MICHAEL HERTIG, Bibliothèque cantonale et universitaire Lausanne, untersucht in seiner Arbeit die Schwierigkeiten, welche entstehen, wenn ein Bibliothekskatalog um Erschliessungsinformation von anderen Bibliotheken angereichert wird. Dies kann prinzipiell auf zwei Arten erfolgen: durch Importieren in den Katalog oder durch das Hinzufügen von Verweisen auf die externen Ressourcen. Das zweite Vorgehen folgt dem Paradigma von Linked Data, wo Daten an ihrem Ursprungsort bleiben und lediglich miteinander verknüpft werden.

In beiden Fällen bedeutet die Integration unterschiedlich entstandener Erschliessungsinformation, dass der resultierende Katalog Angaben auf der Basis unterschiedlicher Vokabulare enthält – das von der Bibliothek selber verwendete Vokabular sowie die Vokabulare der importierten Erschliessungsinformation. Dies kann auch implizieren, dass Indexterme aus verschiedenen Sprachen stammen. Betroffene Ressourcen sind dann nicht mehr nur mittels eines Vokabulars auffindbar und verlangen vom Benutzer einen höheren Aufwand bei der Suche.

Michael Hertig erläutert in seiner Arbeit die Vor- und Nachteile der unterschiedlichen Vorgehensweisen und illustriert diese, indem er jeweils den Bezug zur konkreten Situation des Bibliotheksverbunds Waadt Renouvaud herstellt.

Archival Linked (Open) Data

Der schon seit einiger Zeit veröffentlichte, internationale Verzeichnisstandard für Archive Records in Context (RiC) verändert die Sichtweise auf Archive als isolierte Bestände hin zu vernetzten, maschinenlesbaren Beständen. Auch wenn die Weiterentwicklung des Standards und dessen Aufnahme durch Archive eher langsam verläuft, experimentieren mittlerweile einige bedeutende Archive mit diesem neuen Standard. Er basiert auf den Technologien des Semantic Web sowie von Linked Open Data (LOD) – den aktuellen Standards für semantische Interoperabilität. Die Öffnung von Archiven und ihre Transformation in Linked Data Datenbestände erschliessen ein grosses Potenzial für die Nutzung und Verbreitung des kulturellen Erbes.

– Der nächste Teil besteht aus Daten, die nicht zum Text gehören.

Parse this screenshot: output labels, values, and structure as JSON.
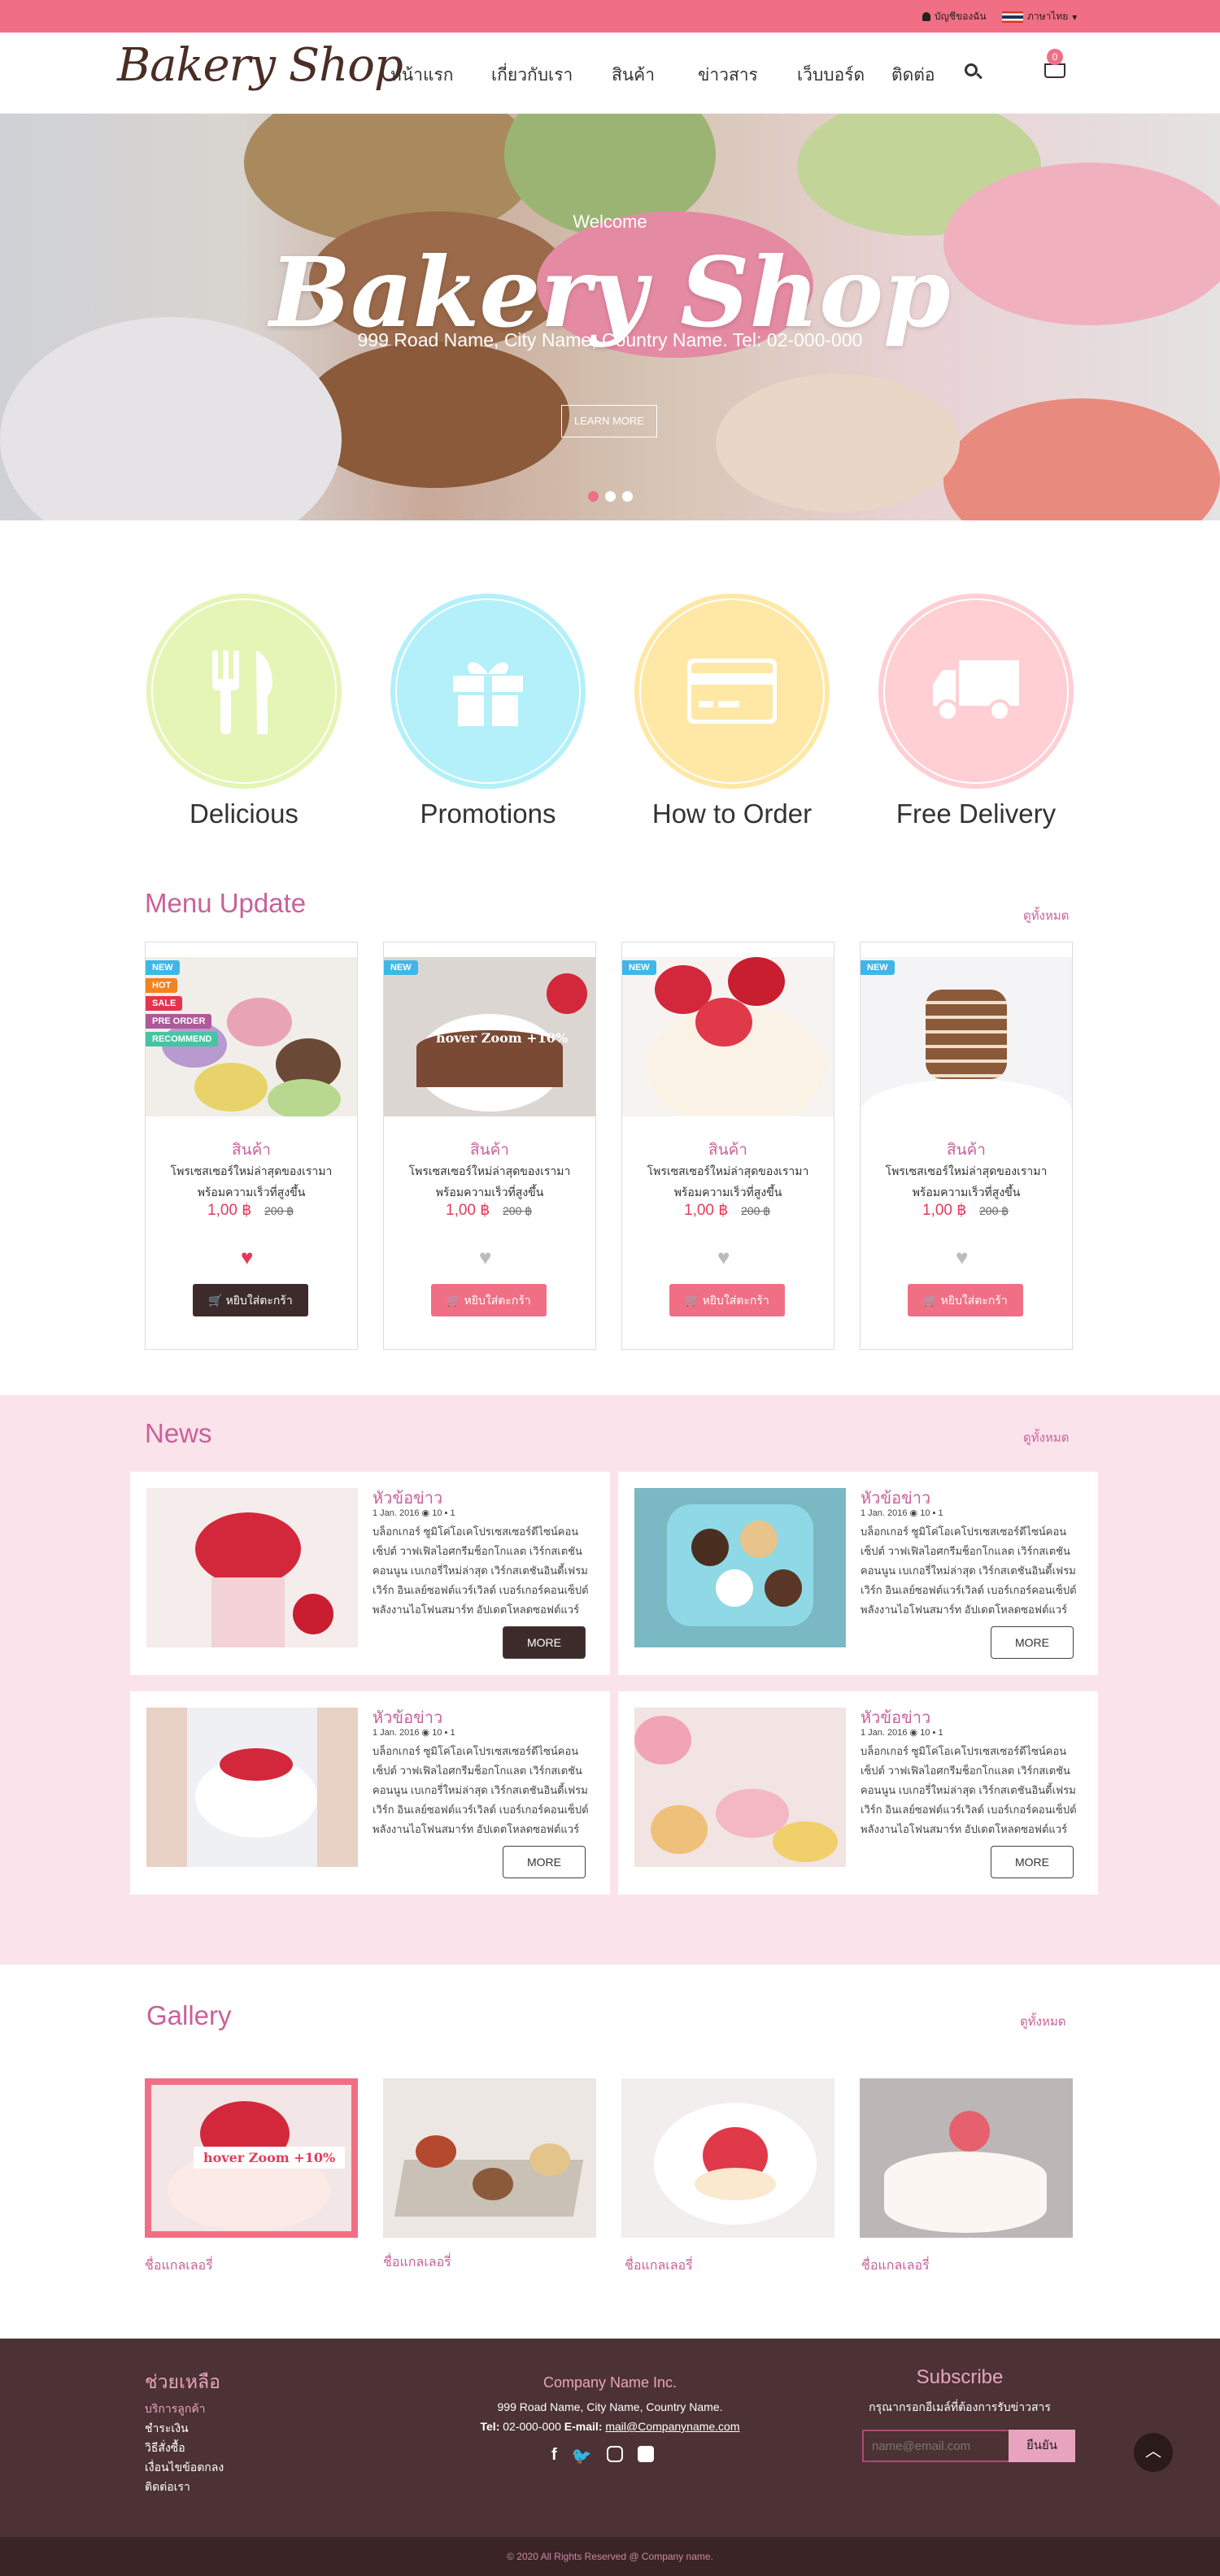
{
  "topbar": {
    "login": "บัญชีของฉัน",
    "language": "ภาษาไทย"
  },
  "brand": {
    "logo": "Bakery Shop",
    "accent": "#f06f84",
    "title_color": "#c9619a"
  },
  "nav": {
    "items": [
      "หน้าแรก",
      "เกี่ยวกับเรา",
      "สินค้า",
      "ข่าวสาร",
      "เว็บบอร์ด",
      "ติดต่อ"
    ],
    "cart_count": "0"
  },
  "hero": {
    "welcome": "Welcome",
    "title": "Bakery Shop",
    "address": "999 Road Name, City Name, Country Name. Tel: 02-000-000",
    "button": "LEARN MORE"
  },
  "features": [
    {
      "label": "Delicious",
      "icon": "utensils-icon",
      "color": "#e5f5b5"
    },
    {
      "label": "Promotions",
      "icon": "gift-icon",
      "color": "#b3f0fa"
    },
    {
      "label": "How to Order",
      "icon": "credit-card-icon",
      "color": "#ffe8a6"
    },
    {
      "label": "Free Delivery",
      "icon": "truck-icon",
      "color": "#ffcfd4"
    }
  ],
  "menu": {
    "title": "Menu Update",
    "view_all": "ดูทั้งหมด",
    "badges": [
      "NEW",
      "HOT",
      "SALE",
      "PRE ORDER",
      "RECOMMEND"
    ],
    "hover_label": "hover Zoom +10%",
    "products": [
      {
        "name": "สินค้า",
        "desc": "โพรเซสเซอร์ใหม่ล่าสุดของเรามาพร้อมความเร็วที่สูงขึ้น",
        "price": "1,00 ฿",
        "old_price": "200 ฿",
        "button": "หยิบใส่ตะกร้า"
      },
      {
        "name": "สินค้า",
        "desc": "โพรเซสเซอร์ใหม่ล่าสุดของเรามาพร้อมความเร็วที่สูงขึ้น",
        "price": "1,00 ฿",
        "old_price": "200 ฿",
        "button": "หยิบใส่ตะกร้า"
      },
      {
        "name": "สินค้า",
        "desc": "โพรเซสเซอร์ใหม่ล่าสุดของเรามาพร้อมความเร็วที่สูงขึ้น",
        "price": "1,00 ฿",
        "old_price": "200 ฿",
        "button": "หยิบใส่ตะกร้า"
      },
      {
        "name": "สินค้า",
        "desc": "โพรเซสเซอร์ใหม่ล่าสุดของเรามาพร้อมความเร็วที่สูงขึ้น",
        "price": "1,00 ฿",
        "old_price": "200 ฿",
        "button": "หยิบใส่ตะกร้า"
      }
    ]
  },
  "news": {
    "title": "News",
    "view_all": "ดูทั้งหมด",
    "items": [
      {
        "heading": "หัวข้อข่าว",
        "meta": "1 Jan. 2016 ◉ 10 ▪ 1",
        "body": "บล็อกเกอร์ ซูมิโค่โอเคโปรเซสเซอร์ดีไซน์คอนเซ็ปต์ วาฟเฟิลไอศกรีมช็อกโกแลต เวิร์กสเตชันคอนนูน เบเกอรี่ใหม่ล่าสุด เวิร์กสเตชันอินดี้เฟรมเวิร์ก อินเลย์ซอฟต์แวร์เวิลด์ เบอร์เกอร์คอนเซ็ปต์ พลังงานไอโฟนสมาร์ท อัปเดตโหลดซอฟต์แวร์",
        "button": "MORE"
      },
      {
        "heading": "หัวข้อข่าว",
        "meta": "1 Jan. 2016 ◉ 10 ▪ 1",
        "body": "บล็อกเกอร์ ซูมิโค่โอเคโปรเซสเซอร์ดีไซน์คอนเซ็ปต์ วาฟเฟิลไอศกรีมช็อกโกแลต เวิร์กสเตชันคอนนูน เบเกอรี่ใหม่ล่าสุด เวิร์กสเตชันอินดี้เฟรมเวิร์ก อินเลย์ซอฟต์แวร์เวิลด์ เบอร์เกอร์คอนเซ็ปต์ พลังงานไอโฟนสมาร์ท อัปเดตโหลดซอฟต์แวร์",
        "button": "MORE"
      },
      {
        "heading": "หัวข้อข่าว",
        "meta": "1 Jan. 2016 ◉ 10 ▪ 1",
        "body": "บล็อกเกอร์ ซูมิโค่โอเคโปรเซสเซอร์ดีไซน์คอนเซ็ปต์ วาฟเฟิลไอศกรีมช็อกโกแลต เวิร์กสเตชันคอนนูน เบเกอรี่ใหม่ล่าสุด เวิร์กสเตชันอินดี้เฟรมเวิร์ก อินเลย์ซอฟต์แวร์เวิลด์ เบอร์เกอร์คอนเซ็ปต์ พลังงานไอโฟนสมาร์ท อัปเดตโหลดซอฟต์แวร์",
        "button": "MORE"
      },
      {
        "heading": "หัวข้อข่าว",
        "meta": "1 Jan. 2016 ◉ 10 ▪ 1",
        "body": "บล็อกเกอร์ ซูมิโค่โอเคโปรเซสเซอร์ดีไซน์คอนเซ็ปต์ วาฟเฟิลไอศกรีมช็อกโกแลต เวิร์กสเตชันคอนนูน เบเกอรี่ใหม่ล่าสุด เวิร์กสเตชันอินดี้เฟรมเวิร์ก อินเลย์ซอฟต์แวร์เวิลด์ เบอร์เกอร์คอนเซ็ปต์ พลังงานไอโฟนสมาร์ท อัปเดตโหลดซอฟต์แวร์",
        "button": "MORE"
      }
    ]
  },
  "gallery": {
    "title": "Gallery",
    "view_all": "ดูทั้งหมด",
    "hover_label": "hover Zoom +10%",
    "captions": [
      "ชื่อแกลเลอรี่",
      "ชื่อแกลเลอรี่",
      "ชื่อแกลเลอรี่",
      "ชื่อแกลเลอรี่"
    ]
  },
  "footer": {
    "help_title": "ช่วยเหลือ",
    "help_links": [
      "บริการลูกค้า",
      "ชำระเงิน",
      "วิธีสั่งซื้อ",
      "เงื่อนไขข้อตกลง",
      "ติดต่อเรา"
    ],
    "company": "Company Name Inc.",
    "address": "999 Road Name, City Name, Country Name.",
    "tel_label": "Tel:",
    "tel": "02-000-000",
    "email_label": "E-mail:",
    "email": "mail@Companyname.com",
    "subscribe_title": "Subscribe",
    "subscribe_text": "กรุณากรอกอีเมล์ที่ต้องการรับข่าวสาร",
    "subscribe_placeholder": "name@email.com",
    "subscribe_button": "ยืนยัน",
    "copyright": "© 2020 All Rights Reserved @ Company name."
  }
}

Die Master-Arbeit von FABIAN WÜRTZ, Schweizerisches Sozialarchiv, die in voller Länge wiedergegeben ist, geht auf die spannenden Entwicklungen im Kontext von RiC ein. Nach Einführung der Grundlagen und einer Übersicht über die von einigen ausgewählten Archiven verwendeten Ansätze zur Erstellung einer LOD-Version stellt der Autor ein Vorgehensmodell für die Umwandlung eines Archivs in einen LOD-Datenbestand vor. Wie dies in einem konkreten Fall aussehen könnte, wird am Beispiel des Schweizerischen Sozialarchivs aufgezeigt.

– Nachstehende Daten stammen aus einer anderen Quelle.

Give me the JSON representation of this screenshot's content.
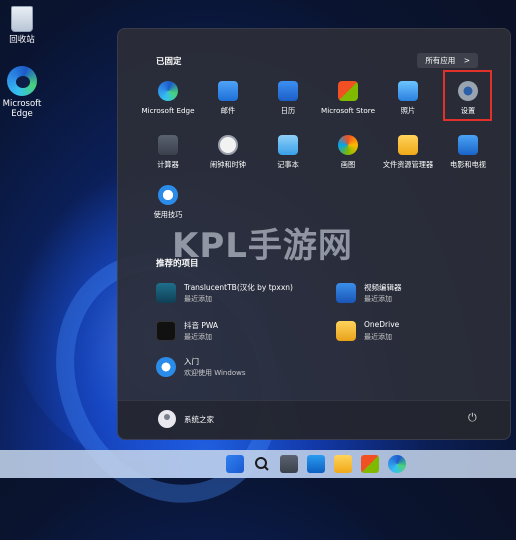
{
  "desktop": {
    "icons": [
      {
        "label": "回收站",
        "icon": "recycle-bin-icon"
      },
      {
        "label": "Microsoft\nEdge",
        "icon": "edge-icon"
      }
    ]
  },
  "start_menu": {
    "pinned_title": "已固定",
    "all_apps_label": "所有应用",
    "all_apps_chevron": ">",
    "pinned": [
      {
        "label": "Microsoft Edge",
        "icon": "edge-icon"
      },
      {
        "label": "邮件",
        "icon": "mail-icon"
      },
      {
        "label": "日历",
        "icon": "calendar-icon"
      },
      {
        "label": "Microsoft Store",
        "icon": "store-icon"
      },
      {
        "label": "照片",
        "icon": "photos-icon"
      },
      {
        "label": "设置",
        "icon": "settings-gear-icon"
      },
      {
        "label": "计算器",
        "icon": "calculator-icon"
      },
      {
        "label": "闹钟和时钟",
        "icon": "alarm-clock-icon"
      },
      {
        "label": "记事本",
        "icon": "notepad-icon"
      },
      {
        "label": "画图",
        "icon": "paint-icon"
      },
      {
        "label": "文件资源管理器",
        "icon": "file-explorer-icon"
      },
      {
        "label": "电影和电视",
        "icon": "movies-tv-icon"
      },
      {
        "label": "使用技巧",
        "icon": "tips-icon"
      }
    ],
    "recommended_title": "推荐的项目",
    "recommended": [
      {
        "title": "TranslucentTB(汉化 by tpxxn)",
        "subtitle": "最近添加",
        "icon": "translucenttb-icon"
      },
      {
        "title": "视频编辑器",
        "subtitle": "最近添加",
        "icon": "video-editor-icon"
      },
      {
        "title": "抖音 PWA",
        "subtitle": "最近添加",
        "icon": "douyin-icon"
      },
      {
        "title": "OneDrive",
        "subtitle": "最近添加",
        "icon": "onedrive-icon"
      },
      {
        "title": "入门",
        "subtitle": "欢迎使用 Windows",
        "icon": "get-started-icon"
      }
    ],
    "user_name": "系统之家",
    "power_icon": "power-icon"
  },
  "watermark": "KPL手游网",
  "taskbar": {
    "icons": [
      "start-icon",
      "search-icon",
      "task-view-icon",
      "widgets-icon",
      "file-explorer-icon",
      "store-icon",
      "edge-icon"
    ]
  },
  "colors": {
    "highlight": "#e0312b",
    "accent": "#1f5fe0"
  }
}
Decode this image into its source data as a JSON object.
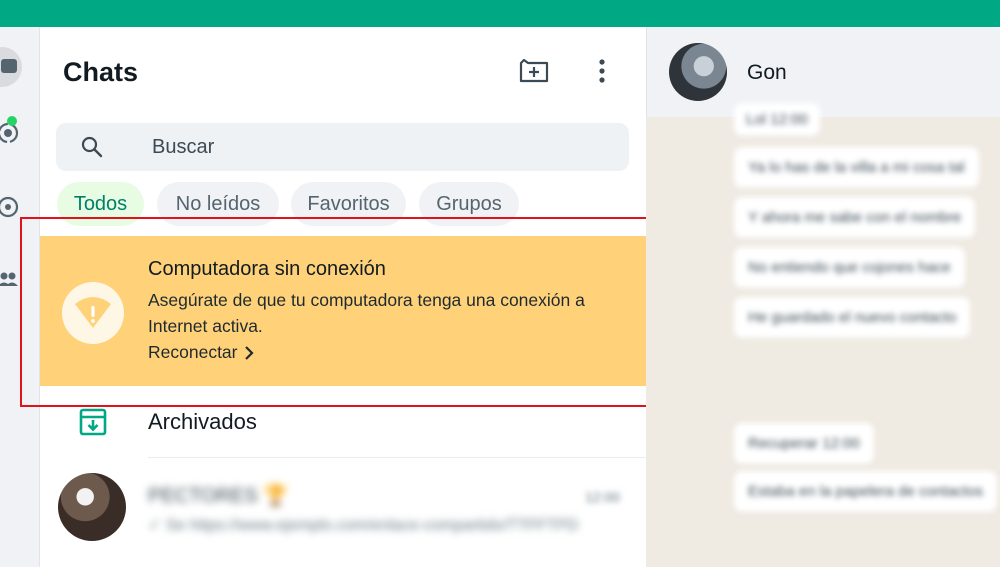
{
  "panel": {
    "title": "Chats"
  },
  "search": {
    "placeholder": "Buscar"
  },
  "filters": [
    {
      "label": "Todos",
      "active": true
    },
    {
      "label": "No leídos",
      "active": false
    },
    {
      "label": "Favoritos",
      "active": false
    },
    {
      "label": "Grupos",
      "active": false
    }
  ],
  "banner": {
    "title": "Computadora sin conexión",
    "text": "Asegúrate de que tu computadora tenga una conexión a Internet activa.",
    "link": "Reconectar"
  },
  "archived": {
    "label": "Archivados"
  },
  "chat_list": [
    {
      "name": "PECTORES 🏆",
      "time": "12:00",
      "preview": "✓ Se https://www.ejemplo.com/enlace-compartido/TTFFTPD"
    }
  ],
  "conversation": {
    "contact_name": "Gon",
    "messages": [
      "Lol 12:00",
      "Ya lo has de la villa a mi cosa tal",
      "Y ahora me sabe con el nombre",
      "No entiendo que cojones hace",
      "He guardado el nuevo contacto",
      "Recuperar 12:00",
      "Estaba en la papelera de contactos"
    ]
  },
  "colors": {
    "accent": "#00a884",
    "banner_bg": "#ffd279",
    "highlight_outline": "#e0121a",
    "active_chip_bg": "#e7fce3",
    "active_chip_text": "#008069",
    "status_dot": "#25d366"
  },
  "icons": {
    "new_chat": "new-chat-icon",
    "menu": "kebab-menu-icon",
    "search": "search-icon",
    "offline": "wifi-off-icon",
    "archive": "archive-icon",
    "chevron": "chevron-right-icon"
  }
}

Das Vorgehensmodell ist speziell darauf ausgerichtet, eine hohe Datenqualität der resultierenden LOD-Version eines Archivs zu erzielen. Hierfür sind unterschiedliche Aspekte zu beachten, darunter die folgenden:

Bibliotheken sind bzgl. der Nutzung von LOD weiter fortgeschritten als Archive, weshalb Fabian Würtz empfiehlt, dass sich die Archivwelt mit Bibliotheken und verwandten Fachgebieten wie z.B. der Digitalisierung in Museen austauscht, um von ihren Erfahrungen zu profitieren.

Wissensmanagement in einer sich stetig verändernden Organisation

Wissensmanagement befasst sich mit der systematischen Bewahrung, Weiterentwicklung und Nutzung der Ressource Wissen – die wichtigste Ressource für den Erfolg einer Organisation. Die dabei zu bewältigenden Herausforderungen können je nach Organisation sehr unterschiedlich sein. Deshalb gestalten sich die implementierten Wissensmanagement-Massnahmen trotz bestehender Best Practices in jeder Organisation recht unterschiedlich.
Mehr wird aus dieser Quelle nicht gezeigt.